Green began his mixed martial arts career in January 2008. He went 19-5 before finally making it to the UFC with his first fight in the organization in February 2013.  He's 10-7-1 inside the Octagon heading into his first bout on top of the marquee. But the struggle and sacrifice to make it to this point is as real as it gets. 

Green has three children with three different women. One of them lives with him. The balancing act of giving three kids the same amount of attention while fighting is brutal. But it's one Green has finally started to figure out. 

"I'm getting better at it over the years," Green admits. "My kids are getting a little bit older. My youngest is six. We're getting to the point where I'm getting a little better. At first, it was driving me nuts. Women pull on you all these different ways and what you're not doing right and wrong. But now, I'm so much better at it, so it’s balanced out now."

As they have gotten older, Green's kids have started to pay more attention to his fighting career. While they enjoy what their father does for a living, Green knows they don't care about what he does. Like any child, they just wanted to spend time with their father, regardless of his job. Going from UFC 271 to this weekend's contest has made Green realize that even more.
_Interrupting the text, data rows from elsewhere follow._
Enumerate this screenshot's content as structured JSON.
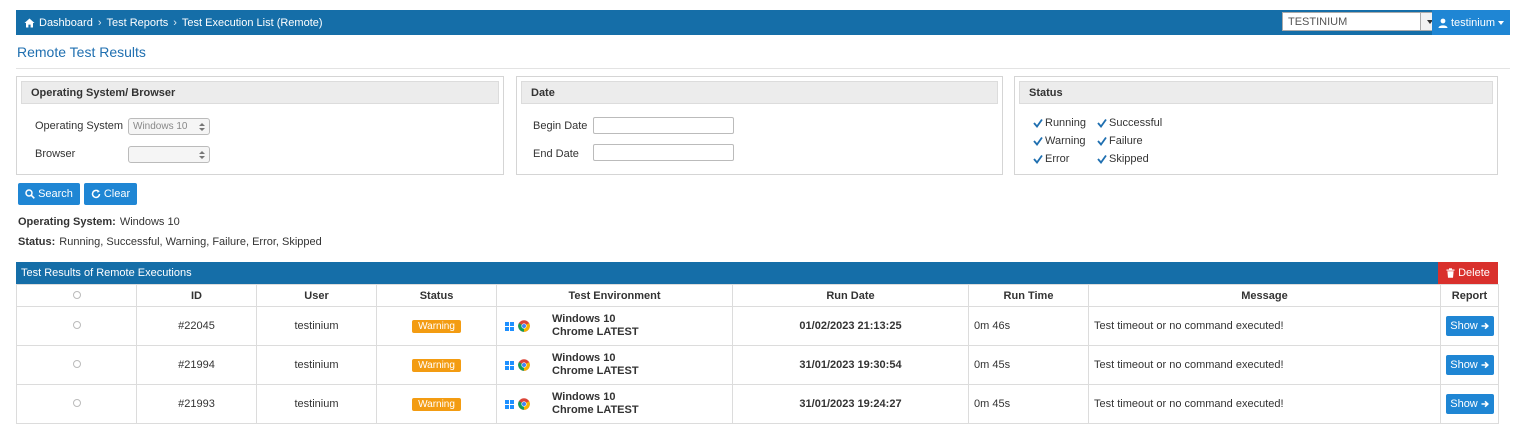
{
  "breadcrumb": {
    "items": [
      "Dashboard",
      "Test Reports",
      "Test Execution List (Remote)"
    ]
  },
  "header": {
    "project_select": "TESTINIUM",
    "user": "testinium",
    "colors": {
      "bar": "#156ea8",
      "user": "#1f86d4"
    }
  },
  "page_title": "Remote Test Results",
  "filters": {
    "os_browser": {
      "title": "Operating System/ Browser",
      "os_label": "Operating System",
      "os_value": "Windows 10",
      "browser_label": "Browser",
      "browser_value": ""
    },
    "date": {
      "title": "Date",
      "begin_label": "Begin Date",
      "begin_value": "",
      "end_label": "End Date",
      "end_value": ""
    },
    "status": {
      "title": "Status",
      "options": [
        "Running",
        "Successful",
        "Warning",
        "Failure",
        "Error",
        "Skipped"
      ]
    }
  },
  "buttons": {
    "search": "Search",
    "clear": "Clear"
  },
  "summary": {
    "os_label": "Operating System:",
    "os_value": "Windows 10",
    "status_label": "Status:",
    "status_value": "Running, Successful, Warning, Failure, Error, Skipped"
  },
  "results": {
    "title": "Test Results of Remote Executions",
    "delete_label": "Delete",
    "columns": [
      "",
      "ID",
      "User",
      "Status",
      "Test Environment",
      "Run Date",
      "Run Time",
      "Message",
      "Report"
    ],
    "rows": [
      {
        "id": "#22045",
        "user": "testinium",
        "status": "Warning",
        "env_os": "Windows 10",
        "env_browser": "Chrome LATEST",
        "run_date": "01/02/2023 21:13:25",
        "run_time": "0m 46s",
        "message": "Test timeout or no command executed!",
        "report": "Show"
      },
      {
        "id": "#21994",
        "user": "testinium",
        "status": "Warning",
        "env_os": "Windows 10",
        "env_browser": "Chrome LATEST",
        "run_date": "31/01/2023 19:30:54",
        "run_time": "0m 45s",
        "message": "Test timeout or no command executed!",
        "report": "Show"
      },
      {
        "id": "#21993",
        "user": "testinium",
        "status": "Warning",
        "env_os": "Windows 10",
        "env_browser": "Chrome LATEST",
        "run_date": "31/01/2023 19:24:27",
        "run_time": "0m 45s",
        "message": "Test timeout or no command executed!",
        "report": "Show"
      }
    ]
  }
}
"Yeah, they're proud of me," Green admits. "I think they're more so worried about spending time with me. My issue is that when I take on these five-week camps, I haven’t seen my kids in five weeks. The last one (fight) was short notice. It was five weeks. And so I haven’t seen my kids in five weeks. Then I'm like, ‘Daddy's coming home. Daddy's coming home. It's time to go play. It’s time to go have a good time’. Then I get another call like, ‘Oh, actually, I have to go back to work."

"They don't understand. All they understand is that daddy’s not here. Daddy’s somewhere else. Daddy's not here. It plays on my heart. But I think over time that they will recognize what I've always told him that we have to make sacrifices for what it is that we want."

When Green is in fight camp, he tries to talk with his kids every day. With the advent of Facetime, Skype, and other video devices, it is easier to connect with family while you are away. Though technology is more advanced, it still is difficult for Green to talk with his loved ones.

"Even that can be an issue," Green said. "Time confliction. For instance, my daughter, who lives with me, doesn't see me often, and she lives with me. The kids get up, and they have to go to school at seven. So I'm sleeping. Then I have to be training at 10. I end around maybe 12, one. Sometimes I have to go to two, three practices. They're not getting out of after school program until like four or five.

"When I finish training and everything, and I've had a meal, it's around three, four, maybe four, not falling asleep. So I'm sleeping through the time that they got home. Then it's I'm up by seven to get to practice by eight. I'll see my daughter and say, Hello, kiss her. From there, I go to practice. I don't get back to 10, 10:30, and they're sleeping. It is really hard. We just miss each other."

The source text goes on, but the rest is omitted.